Mais voilà qu’aux enchères suivantes, un centre de données est en construction et les besoins s’élèvent désormais à 1,2 GW.jour… Il faut alors faire appel au 3e fournisseur qui lui demande un tarif astronomique de 300$/MW.J… Et alors les 3 opérateurs sont rémunérés 300$.
Ce principe d’enchère incite les centrales à fixer le prix le plus bas possible pour être sûres d’être sélectionnées et de toucher le prix de capacité. En rémunérant toutes les centrales au prix de la centrale la plus chère, PJM incite les centrales à investir pour produire de l’électricité moins chère et gagner des parts de marché par rapport au fournisseur hors de prix.

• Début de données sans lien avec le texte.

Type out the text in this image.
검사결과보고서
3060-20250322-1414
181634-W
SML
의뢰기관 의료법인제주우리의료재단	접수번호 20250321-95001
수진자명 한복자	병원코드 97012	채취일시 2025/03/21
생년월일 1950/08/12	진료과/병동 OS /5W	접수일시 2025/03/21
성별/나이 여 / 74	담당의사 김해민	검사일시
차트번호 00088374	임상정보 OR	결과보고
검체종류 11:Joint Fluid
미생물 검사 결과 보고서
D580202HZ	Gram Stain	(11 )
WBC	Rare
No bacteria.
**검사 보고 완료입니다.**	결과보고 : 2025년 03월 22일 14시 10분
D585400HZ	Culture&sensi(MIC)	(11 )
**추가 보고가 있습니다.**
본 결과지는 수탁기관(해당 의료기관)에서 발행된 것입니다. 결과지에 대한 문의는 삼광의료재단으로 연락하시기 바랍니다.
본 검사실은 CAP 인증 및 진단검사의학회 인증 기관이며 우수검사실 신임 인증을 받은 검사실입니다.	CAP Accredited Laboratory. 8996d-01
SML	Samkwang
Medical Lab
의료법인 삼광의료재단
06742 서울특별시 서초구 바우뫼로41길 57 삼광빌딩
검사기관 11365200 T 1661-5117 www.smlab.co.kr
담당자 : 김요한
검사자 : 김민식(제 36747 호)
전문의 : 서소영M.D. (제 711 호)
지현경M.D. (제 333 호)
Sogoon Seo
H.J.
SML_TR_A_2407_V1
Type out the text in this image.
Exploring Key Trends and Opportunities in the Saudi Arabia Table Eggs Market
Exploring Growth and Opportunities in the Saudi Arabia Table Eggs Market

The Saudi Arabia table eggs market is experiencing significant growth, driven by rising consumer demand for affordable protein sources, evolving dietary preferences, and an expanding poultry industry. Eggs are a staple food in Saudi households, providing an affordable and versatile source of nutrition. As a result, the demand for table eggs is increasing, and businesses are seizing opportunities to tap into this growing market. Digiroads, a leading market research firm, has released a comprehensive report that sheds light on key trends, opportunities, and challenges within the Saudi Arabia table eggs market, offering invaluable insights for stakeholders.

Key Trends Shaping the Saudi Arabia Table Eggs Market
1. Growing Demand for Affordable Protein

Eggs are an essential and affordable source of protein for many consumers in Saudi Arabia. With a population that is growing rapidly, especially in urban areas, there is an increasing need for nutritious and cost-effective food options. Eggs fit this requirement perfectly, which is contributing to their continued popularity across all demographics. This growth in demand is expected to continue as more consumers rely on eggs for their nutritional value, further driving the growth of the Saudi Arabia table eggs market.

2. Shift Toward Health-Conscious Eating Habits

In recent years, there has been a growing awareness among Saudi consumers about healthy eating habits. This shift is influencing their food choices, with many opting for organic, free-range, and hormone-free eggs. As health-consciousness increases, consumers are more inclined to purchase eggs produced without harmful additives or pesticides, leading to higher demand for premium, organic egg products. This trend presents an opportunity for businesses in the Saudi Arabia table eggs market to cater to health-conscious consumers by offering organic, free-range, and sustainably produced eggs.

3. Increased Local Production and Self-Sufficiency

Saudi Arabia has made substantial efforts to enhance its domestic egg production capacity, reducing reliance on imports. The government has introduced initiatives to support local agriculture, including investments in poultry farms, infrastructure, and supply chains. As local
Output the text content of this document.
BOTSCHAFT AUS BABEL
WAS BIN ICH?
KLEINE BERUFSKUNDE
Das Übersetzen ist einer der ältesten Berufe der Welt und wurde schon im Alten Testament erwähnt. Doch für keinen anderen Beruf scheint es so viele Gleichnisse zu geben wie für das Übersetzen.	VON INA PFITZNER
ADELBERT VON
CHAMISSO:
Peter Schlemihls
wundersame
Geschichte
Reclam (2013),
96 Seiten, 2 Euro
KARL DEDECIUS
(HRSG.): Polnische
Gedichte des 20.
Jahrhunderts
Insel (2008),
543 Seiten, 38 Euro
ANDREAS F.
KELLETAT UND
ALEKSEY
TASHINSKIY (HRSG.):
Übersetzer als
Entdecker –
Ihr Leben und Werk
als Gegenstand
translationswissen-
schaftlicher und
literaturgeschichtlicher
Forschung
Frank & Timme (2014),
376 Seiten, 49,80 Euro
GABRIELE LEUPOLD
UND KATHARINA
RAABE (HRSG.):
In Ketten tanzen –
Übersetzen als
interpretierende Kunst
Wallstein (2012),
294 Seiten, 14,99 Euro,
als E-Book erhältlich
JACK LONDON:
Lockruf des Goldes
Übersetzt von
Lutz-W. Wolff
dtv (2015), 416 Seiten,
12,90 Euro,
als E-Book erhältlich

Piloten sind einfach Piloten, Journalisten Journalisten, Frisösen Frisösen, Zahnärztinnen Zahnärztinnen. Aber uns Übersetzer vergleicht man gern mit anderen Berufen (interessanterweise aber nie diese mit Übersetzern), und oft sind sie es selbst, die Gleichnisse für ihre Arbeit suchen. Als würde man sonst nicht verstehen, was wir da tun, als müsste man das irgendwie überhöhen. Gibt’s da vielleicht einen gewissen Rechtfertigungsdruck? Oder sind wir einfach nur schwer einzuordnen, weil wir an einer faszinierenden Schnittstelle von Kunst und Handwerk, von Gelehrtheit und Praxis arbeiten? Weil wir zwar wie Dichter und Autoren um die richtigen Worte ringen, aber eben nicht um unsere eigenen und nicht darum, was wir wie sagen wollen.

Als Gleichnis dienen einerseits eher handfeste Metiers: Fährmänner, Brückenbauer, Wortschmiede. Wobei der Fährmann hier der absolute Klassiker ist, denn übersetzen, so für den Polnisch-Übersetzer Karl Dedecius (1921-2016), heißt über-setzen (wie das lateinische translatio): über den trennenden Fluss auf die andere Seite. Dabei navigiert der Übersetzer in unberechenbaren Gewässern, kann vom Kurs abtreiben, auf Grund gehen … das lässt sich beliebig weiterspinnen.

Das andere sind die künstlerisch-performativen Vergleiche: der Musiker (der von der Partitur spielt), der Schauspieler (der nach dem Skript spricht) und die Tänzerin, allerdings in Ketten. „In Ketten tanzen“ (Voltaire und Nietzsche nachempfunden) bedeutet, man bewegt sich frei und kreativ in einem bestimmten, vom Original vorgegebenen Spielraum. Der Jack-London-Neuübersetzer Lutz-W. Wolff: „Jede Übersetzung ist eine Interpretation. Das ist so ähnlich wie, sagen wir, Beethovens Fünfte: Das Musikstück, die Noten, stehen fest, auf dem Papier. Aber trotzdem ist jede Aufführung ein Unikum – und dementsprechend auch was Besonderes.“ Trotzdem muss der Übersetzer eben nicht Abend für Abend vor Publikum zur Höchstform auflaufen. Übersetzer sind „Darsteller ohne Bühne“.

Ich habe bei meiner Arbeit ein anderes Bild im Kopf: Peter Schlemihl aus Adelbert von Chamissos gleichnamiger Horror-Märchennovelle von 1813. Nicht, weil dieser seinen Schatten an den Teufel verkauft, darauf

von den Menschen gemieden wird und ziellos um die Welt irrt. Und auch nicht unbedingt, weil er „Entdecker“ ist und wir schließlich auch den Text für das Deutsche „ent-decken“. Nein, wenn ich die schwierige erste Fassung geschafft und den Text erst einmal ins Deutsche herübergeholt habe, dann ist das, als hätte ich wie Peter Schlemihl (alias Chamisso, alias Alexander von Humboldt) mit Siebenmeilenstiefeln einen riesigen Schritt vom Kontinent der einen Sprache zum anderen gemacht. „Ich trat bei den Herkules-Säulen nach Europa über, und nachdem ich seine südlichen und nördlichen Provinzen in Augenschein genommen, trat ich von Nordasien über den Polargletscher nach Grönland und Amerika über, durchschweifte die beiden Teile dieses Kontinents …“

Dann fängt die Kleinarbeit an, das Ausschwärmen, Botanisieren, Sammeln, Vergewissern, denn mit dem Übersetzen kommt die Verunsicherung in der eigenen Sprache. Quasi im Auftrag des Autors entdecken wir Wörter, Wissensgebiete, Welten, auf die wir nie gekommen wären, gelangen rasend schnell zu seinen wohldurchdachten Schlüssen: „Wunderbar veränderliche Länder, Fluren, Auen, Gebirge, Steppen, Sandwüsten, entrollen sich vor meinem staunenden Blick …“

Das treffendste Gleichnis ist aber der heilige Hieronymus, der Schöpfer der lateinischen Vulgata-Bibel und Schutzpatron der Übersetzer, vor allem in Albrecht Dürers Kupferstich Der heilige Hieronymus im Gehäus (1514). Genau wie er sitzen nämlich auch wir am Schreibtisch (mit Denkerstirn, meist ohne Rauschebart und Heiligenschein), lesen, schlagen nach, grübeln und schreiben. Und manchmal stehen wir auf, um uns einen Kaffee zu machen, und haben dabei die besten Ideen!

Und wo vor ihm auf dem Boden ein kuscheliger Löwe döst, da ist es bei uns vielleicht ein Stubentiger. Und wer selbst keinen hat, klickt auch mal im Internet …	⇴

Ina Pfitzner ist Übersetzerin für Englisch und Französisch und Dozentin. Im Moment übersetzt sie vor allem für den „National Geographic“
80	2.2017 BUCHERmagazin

À long terme, tout le monde est gagnant… Dans la mesure où il n’y a pas d’entente entre les fournisseurs.
Jusqu’ici, tout va bien… Sauf que le réseau américain, comme le réseau européen, a dû gérer des baisses de consommation pendant 15 ans et jusqu’en 2023… Et tout d’un coup, en 2023, la demande est repartie à la hausse en grande majorité à cause du développement de l’intelligence artificielle.
Et cela pose un gros problème : Une entreprise de la tech comme Google ou Microsoft est beaucoup plus réactive que des fournisseurs d’électricité qui doivent construire des centrales, s’assurer que la demande se maintiendra pendant 15 ou 20 ans pour rentabiliser leur investissement et les brancher sur un réseau capable de les accueillir… Bref, quand un mammouth de la Tech a besoin de 2 ou 3 ans pour construire un centre de données, les fournisseurs d’électricité ont plutôt besoin de 6 à 10 ans pour suivre : c’est le problème qui se pose actuellement aux États-Unis et dans une moindre mesure en Europe.
Et c’est comme ça que les clients finaux de PJM ont vu la part fixe de leur facture d’électricité multipliée par 3 en un an ! Cela vous rappelle peut-être de mauvais souvenirs. Les raisons sont différentes, mais le résultat est le même.